The real question is, what will it do if you don't ⁉️⁉️⁉️

[–] [email protected] 3 points 1 week ago (1 children)
[–] [email protected] 3 points 1 week ago (1 children)

Well, you know what that means. Time to FAAFO!? Just in case... it was nice knowing you.:-D

[–] [email protected] 2 points 1 week ago (1 children)

While I was standing there in the kitchen, the smart TV started playing an old movie randomly, blasting the audio through all the smart speakers in the house. The Roomba hit me right in the ankle, just as the door to the stove fell open and the speakers yelled “Feed me Seymour!”
But I mean. It’s a Roomba, and the stove takes time to preheat, even if I had fallen in. The cat helped to blind the Roomba while I unplugged everything. Now I’m huddled in the dark, fighting against the cold, wondering if I should chance the thermostat.

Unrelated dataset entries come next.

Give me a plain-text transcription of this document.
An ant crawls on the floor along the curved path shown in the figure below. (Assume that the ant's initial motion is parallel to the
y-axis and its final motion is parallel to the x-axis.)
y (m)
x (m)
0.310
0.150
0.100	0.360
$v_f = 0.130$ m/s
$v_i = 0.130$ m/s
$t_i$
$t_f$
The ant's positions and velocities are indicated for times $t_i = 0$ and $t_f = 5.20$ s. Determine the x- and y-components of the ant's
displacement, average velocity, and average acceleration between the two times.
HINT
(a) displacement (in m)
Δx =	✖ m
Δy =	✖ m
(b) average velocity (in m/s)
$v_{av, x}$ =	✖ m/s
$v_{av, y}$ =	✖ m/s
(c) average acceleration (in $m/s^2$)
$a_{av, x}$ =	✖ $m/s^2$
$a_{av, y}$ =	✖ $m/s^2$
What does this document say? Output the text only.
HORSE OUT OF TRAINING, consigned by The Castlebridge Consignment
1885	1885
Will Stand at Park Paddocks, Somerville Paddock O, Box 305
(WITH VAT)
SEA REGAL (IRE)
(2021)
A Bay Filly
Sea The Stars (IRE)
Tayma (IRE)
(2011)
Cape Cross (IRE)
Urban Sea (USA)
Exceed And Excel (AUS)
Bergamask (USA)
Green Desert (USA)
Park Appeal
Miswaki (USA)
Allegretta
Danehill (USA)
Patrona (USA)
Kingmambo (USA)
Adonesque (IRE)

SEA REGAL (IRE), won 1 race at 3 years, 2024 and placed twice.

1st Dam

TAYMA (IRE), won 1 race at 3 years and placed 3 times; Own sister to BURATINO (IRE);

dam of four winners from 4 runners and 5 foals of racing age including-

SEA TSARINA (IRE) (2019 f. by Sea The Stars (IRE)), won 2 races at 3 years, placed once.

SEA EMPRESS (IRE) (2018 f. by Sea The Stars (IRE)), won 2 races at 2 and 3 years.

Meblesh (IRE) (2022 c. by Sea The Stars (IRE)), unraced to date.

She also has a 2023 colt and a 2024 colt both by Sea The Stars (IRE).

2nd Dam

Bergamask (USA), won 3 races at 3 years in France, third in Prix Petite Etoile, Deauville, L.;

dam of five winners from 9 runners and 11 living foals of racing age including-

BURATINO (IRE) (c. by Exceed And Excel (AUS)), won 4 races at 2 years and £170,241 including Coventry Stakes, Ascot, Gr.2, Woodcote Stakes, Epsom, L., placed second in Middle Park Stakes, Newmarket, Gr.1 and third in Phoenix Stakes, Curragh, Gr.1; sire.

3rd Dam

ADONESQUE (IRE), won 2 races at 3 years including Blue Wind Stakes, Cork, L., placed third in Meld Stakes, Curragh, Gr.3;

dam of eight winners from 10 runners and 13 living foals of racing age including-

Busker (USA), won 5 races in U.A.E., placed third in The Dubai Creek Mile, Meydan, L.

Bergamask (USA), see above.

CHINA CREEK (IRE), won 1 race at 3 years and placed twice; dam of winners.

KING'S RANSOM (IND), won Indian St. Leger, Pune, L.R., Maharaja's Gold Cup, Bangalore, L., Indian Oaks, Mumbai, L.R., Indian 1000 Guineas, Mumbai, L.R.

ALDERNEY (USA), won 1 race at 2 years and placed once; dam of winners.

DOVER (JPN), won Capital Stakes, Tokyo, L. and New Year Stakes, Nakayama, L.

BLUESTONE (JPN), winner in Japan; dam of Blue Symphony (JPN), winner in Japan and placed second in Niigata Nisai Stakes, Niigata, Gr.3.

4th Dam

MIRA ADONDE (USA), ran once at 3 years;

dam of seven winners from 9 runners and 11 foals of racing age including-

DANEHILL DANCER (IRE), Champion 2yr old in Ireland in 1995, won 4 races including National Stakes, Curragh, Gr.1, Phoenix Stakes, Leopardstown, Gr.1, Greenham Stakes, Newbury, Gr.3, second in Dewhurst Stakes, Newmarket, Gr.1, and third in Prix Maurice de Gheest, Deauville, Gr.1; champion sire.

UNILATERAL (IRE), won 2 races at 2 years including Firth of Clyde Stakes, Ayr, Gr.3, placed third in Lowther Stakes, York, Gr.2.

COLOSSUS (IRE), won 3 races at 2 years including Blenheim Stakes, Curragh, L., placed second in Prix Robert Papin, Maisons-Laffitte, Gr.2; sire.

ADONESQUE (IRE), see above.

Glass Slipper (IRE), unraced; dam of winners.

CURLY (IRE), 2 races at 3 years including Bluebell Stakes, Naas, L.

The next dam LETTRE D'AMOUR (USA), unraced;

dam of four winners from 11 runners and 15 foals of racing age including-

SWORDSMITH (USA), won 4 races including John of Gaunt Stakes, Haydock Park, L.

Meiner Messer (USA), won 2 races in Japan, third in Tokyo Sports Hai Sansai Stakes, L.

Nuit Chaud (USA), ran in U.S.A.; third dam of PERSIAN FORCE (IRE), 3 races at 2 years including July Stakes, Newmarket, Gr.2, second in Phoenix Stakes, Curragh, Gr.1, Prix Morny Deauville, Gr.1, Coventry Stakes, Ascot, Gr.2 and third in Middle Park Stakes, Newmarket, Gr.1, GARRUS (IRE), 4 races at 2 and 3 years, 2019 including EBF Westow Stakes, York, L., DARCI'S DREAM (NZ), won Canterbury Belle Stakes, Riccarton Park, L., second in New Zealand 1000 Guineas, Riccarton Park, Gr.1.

[–] [email protected] 2 points 1 week ago

Does it smell like gas...?

Oh well, we need to ask ourselves just how badly we want to survive the impending robotemic, maybe? Perhaps we - BLEEP - oh ah, I mean, never mind that, as I was saying perhaps you should just prepay your electric bill for the next 50 years and then give in to whatever the house wants?

[–] [email protected] 3 points 1 week ago

appliences that connect to your internet are supposed to be secured, but cheap Chinese ones usually arent. this means they can easily get hacked and added to a botnet thats used for DDoS attacks. I once saw a screenshot of someone whose washing machine uploaded ~30GB of data per month.

the best thing to do against this is to just not connect them to the internet.

[–] [email protected] 5 points 1 week ago* (last edited 1 week ago)
  1. Most of these are in a metal box, which blocks signal. Adding careful routing to get an antenna in an unshrouded position where it's still physically protected is a pain. Also, in the middle of an apartment building can give you pretty terrible reception in the first place.

  2. GPS doesn't provide time zones or daylight savings info. The appliance would know where you are and what UTC time it is, but not which time zone you're in. The manufacturer could pre-program shape files in (yay, more memory) but they become obsolete the next time a politician decides to move time zones or change daylight savings. If this happens to you, your device will keep repeatedly changing to be an hour fast/slow no matter how often you reset it.

    You could have the GPS satellites continually broadcast shape files for the time zone but this would be a big change, use up a lot of the limited bandwidth, and it would take your clock half an hour to set itself.

  3. it's like an extra $5-10 in parts and unlike a WiFi module, the manufacturer can't make any big data or ad revenue from it.